O emocionante gol de Walter, em poucos minutos no campo: todo o time, inclusive os reservas foram abraçá-lo.
Isso é Fluminense.
Foto: Nelson Perez.

- Sou fã do talento preciso do Walter. E para mim foi uma alegria tremenda ver seu gol. Contundente, certeiro, fulminante, o tiro de misericórdia que determinou a vitória e goleada. Ei, Walter, se não for para você postular uma vaga na Seleção Brasileira - que é o que me parece - não emagreça, não! E sinta-se convidado a comer o bacalhau do Porto, que conheces bem, na minha casa, regada à batatas, azeitonas, o melhor azeite do mundo e, claro, vinho. (risos).



Bola murcha!


É possível vencer de 3x0 o time do mal e ainda ter uma bola murcha para apontar?

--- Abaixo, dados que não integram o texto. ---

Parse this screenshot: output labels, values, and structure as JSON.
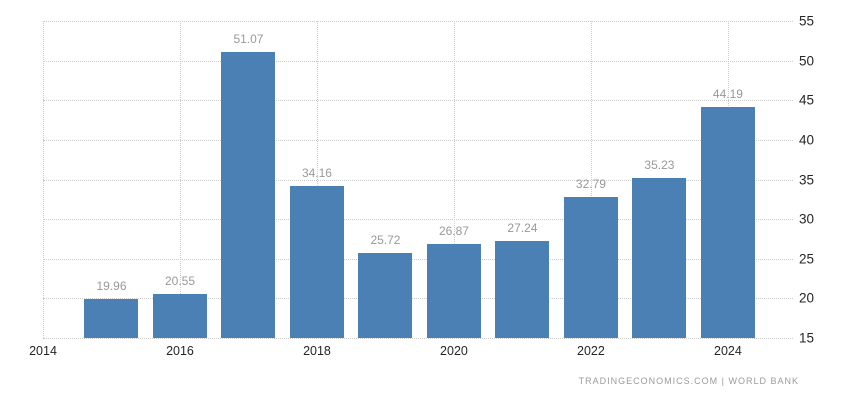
{
  "chart_data": {
    "type": "bar",
    "title": "",
    "xlabel": "",
    "ylabel": "",
    "categories": [
      2015,
      2016,
      2017,
      2018,
      2019,
      2020,
      2021,
      2022,
      2023,
      2024
    ],
    "values": [
      19.96,
      20.55,
      51.07,
      34.16,
      25.72,
      26.87,
      27.24,
      32.79,
      35.23,
      44.19
    ],
    "value_labels": [
      "19.96",
      "20.55",
      "51.07",
      "34.16",
      "25.72",
      "26.87",
      "27.24",
      "32.79",
      "35.23",
      "44.19"
    ],
    "xticks": [
      {
        "value": 2014,
        "label": "2014"
      },
      {
        "value": 2016,
        "label": "2016"
      },
      {
        "value": 2018,
        "label": "2018"
      },
      {
        "value": 2020,
        "label": "2020"
      },
      {
        "value": 2022,
        "label": "2022"
      },
      {
        "value": 2024,
        "label": "2024"
      }
    ],
    "yticks": [
      {
        "value": 15,
        "label": "15"
      },
      {
        "value": 20,
        "label": "20"
      },
      {
        "value": 25,
        "label": "25"
      },
      {
        "value": 30,
        "label": "30"
      },
      {
        "value": 35,
        "label": "35"
      },
      {
        "value": 40,
        "label": "40"
      },
      {
        "value": 45,
        "label": "45"
      },
      {
        "value": 50,
        "label": "50"
      },
      {
        "value": 55,
        "label": "55"
      }
    ],
    "xlim": [
      2014,
      2024.95
    ],
    "ylim": [
      15,
      55
    ],
    "grid": true,
    "legend": false,
    "colors": {
      "bar": "#4a80b4",
      "grid": "#cccccc",
      "value_label": "#999999",
      "tick_label": "#262626",
      "watermark": "#9b9b9b",
      "background": "#ffffff"
    }
  },
  "footer": {
    "source": "TRADINGECONOMICS.COM  |  WORLD BANK"
  }
}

Não seria se no seu clube não trabalhasse o Renato Gaúcho. E mais uma vez, ele fez declaração de amor ao Flamengo, afirmando ser adorado pelos rubro-negros e concluindo: "-Tenho certeza que um dia ainda irei trabalhar lá."

Um desrespeito ao clube que o idolatra, que tem as ortas abertas - pelo Celso Barros - para ele sempre. Assim me senti, desrespeitada como tricolor, quando li a matéria, publicada ontém, adivinhem onde? No GloboEsporte.com


Respeito é bom, e o Fluminense MERECE, Renato.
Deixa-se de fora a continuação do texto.